Les tribulations de la quête sou par sou, de porte en porte, ne manquaient pas. « Si le bienfaiteur a son mérite, le collecteur a aussi le sien. Il triomphe de ses répugnances en tendant la main, il s’impose l’inscription immédiate sur sa feuille du don le plus infime, il marche, il use ses forces en union avec les lointains semeurs de l’Évangile. Et ici apparaît une nouvelle excellence du plan de la Propagation de la Foi ; ce ne sont pas seulement les oboles qui s’accumulent en route, ce sont aussi les sacrifices des dizainiers, des centurions, des chefs de mille, etc… de telle sorte que la Propagation de la Foi, en même temps qu’elle disperse jusqu’aux extrémités du globe les germes du salut, sanctifie les fidèles qui y participent et leur attire des grâces privilégiées. Pour l’avoir fondée, Marie-Pauline obtiendra la faveur de porter la croix, nous verrons quelle lourde croix. Ses deux premiers collaborateurs, Philéas et Victor Girodon, seront appelés au sacerdoce. » (David Lathoud des Augustins de l’Assomption, Marie-Pauline Jaricot, op. cit., p. 147-148). En 1821-1822, la collecte par dizaines rassemblait environ 200 francs, ce qui à raison d’un sou par semaine, indiquait 1000 associés, nombre déjà satisfaisant après un laps de temps si court. Le nombre des associés doit être supérieur puisqu’au 20 mai 1820, il y avait plus de 500 associés (voir David Lathoud des Augustins de l’Assomption, Marie-Pauline Jaricot, op. cit., p. 150).

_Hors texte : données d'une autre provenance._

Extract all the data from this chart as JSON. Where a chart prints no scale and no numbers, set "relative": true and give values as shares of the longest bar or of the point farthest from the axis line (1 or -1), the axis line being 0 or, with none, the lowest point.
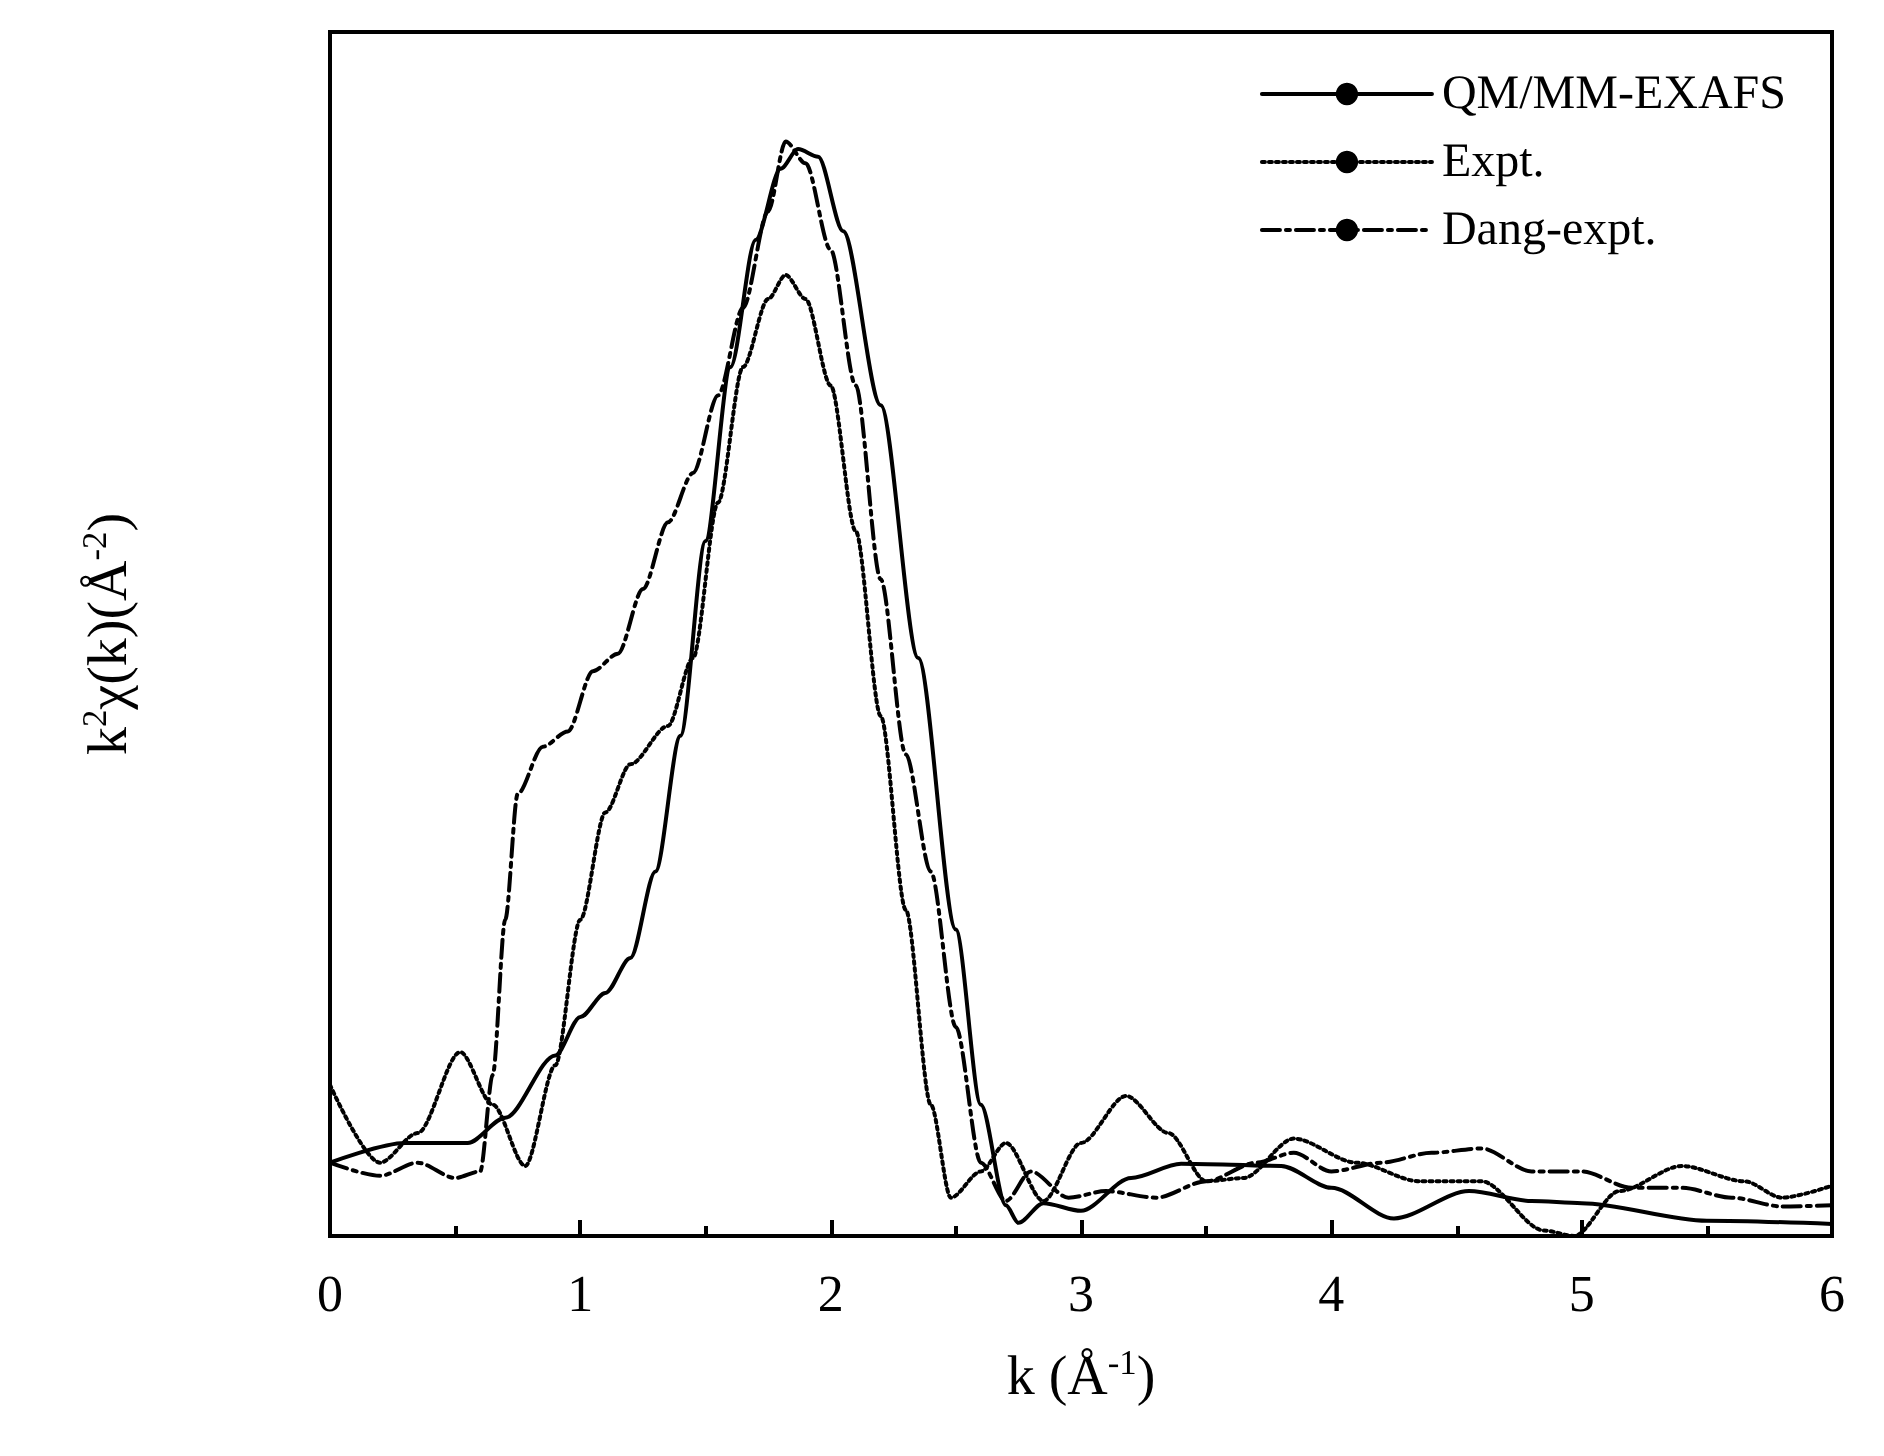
{
  "chart_data": {
    "type": "line",
    "relative": true,
    "xlabel": "k (Å$^{-1}$)",
    "ylabel": "k$^{2}$χ(k)(Å$^{-2}$)",
    "xlim": [
      0,
      6
    ],
    "xticks": [
      0,
      1,
      2,
      3,
      4,
      5,
      6
    ],
    "legend": "top right",
    "grid": false,
    "marker": "none",
    "series": [
      {
        "name": "QM/MM-EXAFS",
        "color": "#000000",
        "line_style": "solid",
        "x": [
          0,
          0.3,
          0.55,
          0.7,
          0.9,
          1.0,
          1.1,
          1.2,
          1.3,
          1.4,
          1.5,
          1.6,
          1.7,
          1.8,
          1.87,
          1.95,
          2.05,
          2.2,
          2.35,
          2.5,
          2.6,
          2.7,
          2.75,
          2.85,
          3.0,
          3.2,
          3.4,
          3.8,
          4.0,
          4.25,
          4.55,
          4.8,
          5.0,
          5.5,
          6.0
        ],
        "values": [
          0.067,
          0.085,
          0.085,
          0.108,
          0.165,
          0.2,
          0.222,
          0.254,
          0.333,
          0.457,
          0.635,
          0.794,
          0.91,
          0.975,
          0.993,
          0.986,
          0.918,
          0.759,
          0.528,
          0.28,
          0.12,
          0.028,
          0.012,
          0.03,
          0.023,
          0.053,
          0.066,
          0.064,
          0.044,
          0.016,
          0.041,
          0.032,
          0.03,
          0.014,
          0.011
        ]
      },
      {
        "name": "Expt.",
        "color": "#000000",
        "line_style": "dotted",
        "x": [
          0,
          0.2,
          0.35,
          0.52,
          0.65,
          0.78,
          0.9,
          1.0,
          1.1,
          1.2,
          1.35,
          1.45,
          1.55,
          1.65,
          1.75,
          1.82,
          1.9,
          2.0,
          2.1,
          2.2,
          2.3,
          2.4,
          2.48,
          2.6,
          2.7,
          2.85,
          3.0,
          3.18,
          3.35,
          3.5,
          3.65,
          3.85,
          4.1,
          4.35,
          4.6,
          4.85,
          4.97,
          5.15,
          5.4,
          5.65,
          5.8,
          6.0
        ],
        "values": [
          0.138,
          0.067,
          0.094,
          0.168,
          0.12,
          0.064,
          0.156,
          0.289,
          0.387,
          0.431,
          0.466,
          0.528,
          0.67,
          0.794,
          0.856,
          0.878,
          0.856,
          0.777,
          0.644,
          0.475,
          0.298,
          0.12,
          0.035,
          0.059,
          0.085,
          0.032,
          0.085,
          0.128,
          0.094,
          0.05,
          0.053,
          0.089,
          0.067,
          0.05,
          0.05,
          0.005,
          0,
          0.041,
          0.064,
          0.05,
          0.035,
          0.046
        ]
      },
      {
        "name": "Dang-expt.",
        "color": "#000000",
        "line_style": "dashdot",
        "x": [
          0,
          0.2,
          0.35,
          0.5,
          0.6,
          0.65,
          0.7,
          0.75,
          0.85,
          0.95,
          1.05,
          1.15,
          1.25,
          1.35,
          1.45,
          1.55,
          1.65,
          1.75,
          1.82,
          1.9,
          2.0,
          2.1,
          2.2,
          2.3,
          2.4,
          2.5,
          2.6,
          2.7,
          2.8,
          2.95,
          3.1,
          3.3,
          3.5,
          3.7,
          3.85,
          4.0,
          4.2,
          4.4,
          4.6,
          4.8,
          5.0,
          5.2,
          5.4,
          5.6,
          5.8,
          6.0
        ],
        "values": [
          0.067,
          0.055,
          0.067,
          0.053,
          0.059,
          0.147,
          0.289,
          0.404,
          0.447,
          0.461,
          0.516,
          0.532,
          0.591,
          0.652,
          0.697,
          0.768,
          0.848,
          0.936,
          1,
          0.98,
          0.901,
          0.777,
          0.6,
          0.44,
          0.333,
          0.191,
          0.067,
          0.032,
          0.059,
          0.035,
          0.041,
          0.035,
          0.05,
          0.067,
          0.076,
          0.059,
          0.067,
          0.076,
          0.08,
          0.059,
          0.059,
          0.044,
          0.044,
          0.035,
          0.027,
          0.028
        ]
      }
    ]
  }
}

Philéas va commencer à donner par lettres les nouvelles des Missions que lui communiquaient les directeurs des Missions Étrangères et Mlle Jaricot les lisait à ses premières dizaines (les premières formées par ses Réparatrices au quartier des Terreaux et de Saint-Polycarpe) qui se réunissaient tous les dimanches chez elle. Des imprimés vont être élaborés et distribués aux membres de l’Association de la Propagation de la Foi, à Lyon et bientôt ailleurs, en proposant également une quête. Faut-il y voir l’embryon des futures Annales de la Propagation de la Foi ? A son ami Victor Girodon, Philéas, considéré parfois comme le Premier Directeur Spirituel de la Propagation de la Foi, écrit le 11 mars 1822 pour l’encourager «… ne laissez pas périr l’Œuvre que Dieu a commencée par Vous. Pour vous fortifier et vous animer, pensez que bien des âmes seront peut-être le fruit de vos efforts, que des cœurs qui ne connaissent pas le Doux Nom de Jésus le béniront, que l’empire du Démon sera restreint, que le nombre des malheureux qui descendait tous les jours dans l’Enfer sera diminué, celui des élus augmenté… Je vous enverrai des nouvelles de nos chères Missions d’ici à la fin du mois… » (David Lathoud des Augustins de l’Assomption, Marie-Pauline Jaricot, op. cit., p. 153).